Beberapa saat aku hanya
terdiam di dermaga. Aku bingung bagaimana caranya naik ke kapal. Kapalnya
bergoyang begitu keras karena gelombang darat yang cukup kuat. Hei, ini sudah
musim barat, musim di saat lautan bergejolak dan menggoyangkan benda-benda di
atasnya. Tidak ada jembatan, tidak ada tali. Orang-orang hanya melompat langsung
ke bibir kapal. Untung saja aku memakai celana bukan rok. Haha. Dan aku juga
bingung bagaimana caraku nanti tidur saat malam. Kau tahu, perjalanan dari
Ilwaki menuju Ambon membutuhkan setidaknya seminggu perjalanan laut. Dalam
kebingunganku, aku mendengar seseorang memanggilku, “ibu guru... Ibu guru”.
Akupun menoleh, terlihat di sana ibu paruh baya menggunakan kerudung hitam
melambai ke arahku. Wajahnya belum pernah kulihat. Sepertinya bukan penduduk
Ilwaki. “Ibu guru berangkat kah?”. Akupun tersenyum seraya mengangguk. “Ibu
guru di dekat beta sa, di sini masih ada tempat par ibu guru”. Dalam hati aku
bersyukur. Akupun melompat ke kapal sambil dipegangi oleh perempuan baik itu.

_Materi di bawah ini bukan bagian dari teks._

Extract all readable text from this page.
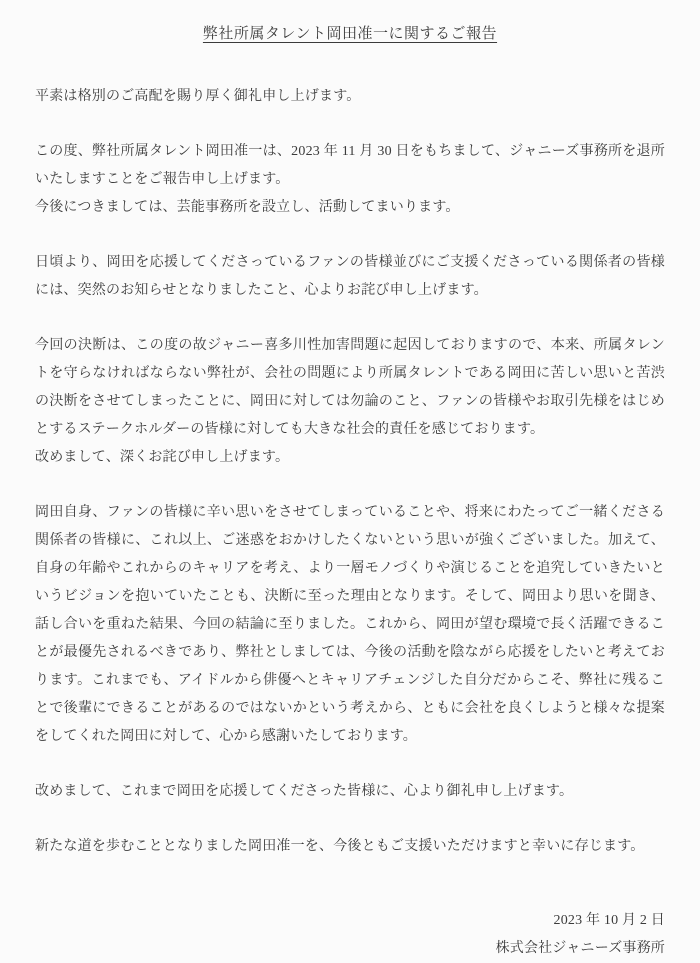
弊社所属タレント岡田准一に関するご報告

平素は格別のご高配を賜り厚く御礼申し上げます。

この度、弊社所属タレント岡田准一は、2023 年 11 月 30 日をもちまして、ジャニーズ事務所を退所いたしますことをご報告申し上げます。

今後につきましては、芸能事務所を設立し、活動してまいります。

日頃より、岡田を応援してくださっているファンの皆様並びにご支援くださっている関係者の皆様には、突然のお知らせとなりましたこと、心よりお詫び申し上げます。

今回の決断は、この度の故ジャニー喜多川性加害問題に起因しておりますので、本来、所属タレントを守らなければならない弊社が、会社の問題により所属タレントである岡田に苦しい思いと苦渋の決断をさせてしまったことに、岡田に対しては勿論のこと、ファンの皆様やお取引先様をはじめとするステークホルダーの皆様に対しても大きな社会的責任を感じております。

改めまして、深くお詫び申し上げます。

岡田自身、ファンの皆様に辛い思いをさせてしまっていることや、将来にわたってご一緒くださる関係者の皆様に、これ以上、ご迷惑をおかけしたくないという思いが強くございました。加えて、自身の年齢やこれからのキャリアを考え、より一層モノづくりや演じることを追究していきたいというビジョンを抱いていたことも、決断に至った理由となります。そして、岡田より思いを聞き、話し合いを重ねた結果、今回の結論に至りました。これから、岡田が望む環境で長く活躍できることが最優先されるべきであり、弊社としましては、今後の活動を陰ながら応援をしたいと考えております。これまでも、アイドルから俳優へとキャリアチェンジした自分だからこそ、弊社に残ることで後輩にできることがあるのではないかという考えから、ともに会社を良くしようと様々な提案をしてくれた岡田に対して、心から感謝いたしております。

改めまして、これまで岡田を応援してくださった皆様に、心より御礼申し上げます。

新たな道を歩むこととなりました岡田准一を、今後ともご支援いただけますと幸いに存じます。

2023 年 10 月 2 日

株式会社ジャニーズ事務所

Sedikit saja kakiku melesat, aku akan jatuh ke pangkuan lautan. Di sela rasa
legaku, aku merasa heran. Bagaimana ibu ini tahu aku seorang guru. Aku sempat
menanyakan hal ini. Dan dengan santai si ibu berkata “beta lihat ibu pung
jilbab, katong su tau, kalau ada anak muda berjilbab dan berkulit putih itu
pasti ibu guru dari jawa”. Aku tersenyum simpul mendengarnya. Ups, ini bukan
pertama kalinya orang-orang mengira aku ibu guru dari jawa. Dan kau tahu, aku
sampai bosan ingin mengklarifikasi bahwa aku bukan dari Jawa tapi dari Padang.
Belakangan aku baru tahu, bagi mereka, orang Maluku Barat Daya, siapapun
pendatang dari luar sana mereka anggap orang Jawa. Yap, siapapun.
Aku bersyukur, perempuan
berkerudung yang senang dipanggil Bibi Zainab ini sudah membawa tikar. Di
sekeliling tikarnya ditumpuk kardus supermi sebagai pembatas dengan yang lain.

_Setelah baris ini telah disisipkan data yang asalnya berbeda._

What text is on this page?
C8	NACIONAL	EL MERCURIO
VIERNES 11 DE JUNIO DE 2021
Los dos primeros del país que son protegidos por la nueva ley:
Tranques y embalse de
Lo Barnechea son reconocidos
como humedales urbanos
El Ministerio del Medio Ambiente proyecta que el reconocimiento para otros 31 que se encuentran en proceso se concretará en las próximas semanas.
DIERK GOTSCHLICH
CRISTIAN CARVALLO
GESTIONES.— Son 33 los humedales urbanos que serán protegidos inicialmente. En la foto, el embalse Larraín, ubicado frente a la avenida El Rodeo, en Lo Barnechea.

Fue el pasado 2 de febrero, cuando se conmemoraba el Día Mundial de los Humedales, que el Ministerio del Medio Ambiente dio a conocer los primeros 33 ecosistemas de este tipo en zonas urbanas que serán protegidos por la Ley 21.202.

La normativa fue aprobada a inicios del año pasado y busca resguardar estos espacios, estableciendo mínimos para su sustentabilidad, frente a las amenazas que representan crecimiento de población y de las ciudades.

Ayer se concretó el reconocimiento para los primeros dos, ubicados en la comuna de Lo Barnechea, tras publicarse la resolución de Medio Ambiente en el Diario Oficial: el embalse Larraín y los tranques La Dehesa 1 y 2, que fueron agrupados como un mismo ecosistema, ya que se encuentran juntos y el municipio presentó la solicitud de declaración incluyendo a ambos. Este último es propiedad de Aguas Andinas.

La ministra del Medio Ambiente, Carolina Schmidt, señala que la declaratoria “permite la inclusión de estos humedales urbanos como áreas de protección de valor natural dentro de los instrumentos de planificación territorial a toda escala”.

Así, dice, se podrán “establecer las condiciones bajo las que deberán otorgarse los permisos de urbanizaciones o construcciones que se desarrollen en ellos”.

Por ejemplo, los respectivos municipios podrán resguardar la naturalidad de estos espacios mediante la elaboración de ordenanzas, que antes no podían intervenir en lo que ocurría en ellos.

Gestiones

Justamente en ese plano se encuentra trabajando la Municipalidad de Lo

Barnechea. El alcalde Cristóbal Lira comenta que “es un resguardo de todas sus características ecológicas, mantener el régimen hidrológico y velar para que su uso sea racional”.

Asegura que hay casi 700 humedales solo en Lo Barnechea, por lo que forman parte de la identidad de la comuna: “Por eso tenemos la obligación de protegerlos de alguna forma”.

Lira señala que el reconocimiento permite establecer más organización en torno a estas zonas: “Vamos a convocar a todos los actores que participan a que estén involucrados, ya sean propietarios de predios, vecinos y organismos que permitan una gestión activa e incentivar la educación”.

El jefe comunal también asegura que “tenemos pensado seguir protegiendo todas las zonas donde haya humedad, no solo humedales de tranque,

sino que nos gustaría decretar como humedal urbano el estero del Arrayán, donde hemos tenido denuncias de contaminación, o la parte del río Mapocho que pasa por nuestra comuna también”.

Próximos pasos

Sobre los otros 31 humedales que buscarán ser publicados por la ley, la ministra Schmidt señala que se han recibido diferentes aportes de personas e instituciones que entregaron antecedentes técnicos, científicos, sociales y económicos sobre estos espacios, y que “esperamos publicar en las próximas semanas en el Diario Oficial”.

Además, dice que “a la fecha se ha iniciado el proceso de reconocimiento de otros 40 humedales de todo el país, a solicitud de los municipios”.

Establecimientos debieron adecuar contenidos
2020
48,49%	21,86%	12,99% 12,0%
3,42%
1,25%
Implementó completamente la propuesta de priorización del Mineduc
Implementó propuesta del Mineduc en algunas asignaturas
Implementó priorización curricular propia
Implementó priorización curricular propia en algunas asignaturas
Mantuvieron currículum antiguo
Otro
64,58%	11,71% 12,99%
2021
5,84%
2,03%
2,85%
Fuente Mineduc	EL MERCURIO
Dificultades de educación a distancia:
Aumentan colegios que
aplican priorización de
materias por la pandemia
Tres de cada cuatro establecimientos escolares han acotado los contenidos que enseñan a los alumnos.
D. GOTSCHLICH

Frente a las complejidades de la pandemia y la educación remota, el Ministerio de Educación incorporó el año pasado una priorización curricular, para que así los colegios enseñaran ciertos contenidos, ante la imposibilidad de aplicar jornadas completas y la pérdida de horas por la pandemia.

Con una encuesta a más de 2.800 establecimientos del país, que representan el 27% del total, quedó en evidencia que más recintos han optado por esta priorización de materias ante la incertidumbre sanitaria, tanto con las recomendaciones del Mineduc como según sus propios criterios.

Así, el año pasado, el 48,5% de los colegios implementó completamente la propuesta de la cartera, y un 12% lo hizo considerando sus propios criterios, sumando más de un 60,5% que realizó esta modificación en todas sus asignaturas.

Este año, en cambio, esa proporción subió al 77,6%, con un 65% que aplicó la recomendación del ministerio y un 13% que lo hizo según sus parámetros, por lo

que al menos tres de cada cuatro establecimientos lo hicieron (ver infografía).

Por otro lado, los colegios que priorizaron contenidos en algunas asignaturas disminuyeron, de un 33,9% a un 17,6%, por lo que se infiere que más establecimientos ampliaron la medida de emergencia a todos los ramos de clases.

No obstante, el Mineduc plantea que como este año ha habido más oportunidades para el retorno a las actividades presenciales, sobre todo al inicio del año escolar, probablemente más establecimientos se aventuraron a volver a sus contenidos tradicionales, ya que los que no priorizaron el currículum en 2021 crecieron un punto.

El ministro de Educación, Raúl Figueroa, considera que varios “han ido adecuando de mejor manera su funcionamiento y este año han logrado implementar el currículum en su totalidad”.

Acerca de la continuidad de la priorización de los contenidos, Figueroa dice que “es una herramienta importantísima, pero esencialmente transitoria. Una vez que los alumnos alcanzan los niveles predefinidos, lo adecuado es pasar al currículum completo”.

Bibi Zainab memperlakukanku layaknya putri kandungnya. Dia memberiku makan dan
menjagaku. Bahkan aku juga sempat melihat dia menyelimutiku. Padahal aku baru
saja mengenalnya. Saat kapal sandar di Pulau Kisar, Bibi Zainab memberiku Lemon
Kisar, jeruk berukuran cukup besar yang sangat manis. Puas aku memakannya. Bersama Bibi Zainab
kuhabiskan hari itu.
Malam jam 23:30 WIT kapalpun sandar di pelabuhan Kaiwatu, Pulau Moa. Sedihnya
aku, saat aku tahu Bibi Zainab turun di sini. Sesaat Bibi melihatku dan
menimbang. Di saat yang sama terdengar pengumuman bahwa kapal akan melanjutkan
perjalanannya esok jam 9 pagi. Bibi pun tersenyum dan berkata “ibu Desi, ikut
deng beta sa, ikut ke camp tempat bet tinggal. Besok pagi beta antar ke kapal
lagi”. Belum sempat aku menjawab, Bibi Zainab sudah meminta putranya mengangkat
ranselku. Jadilah aku hanya bisa mengikuti langkahnya. Ahh, tidak apa-apa, toh
sama saja, lagipula aku tertarik melihat bagaimana pulau Moa, tempat kota
kabupaten ditempatkan, seperti apakah tempat ini??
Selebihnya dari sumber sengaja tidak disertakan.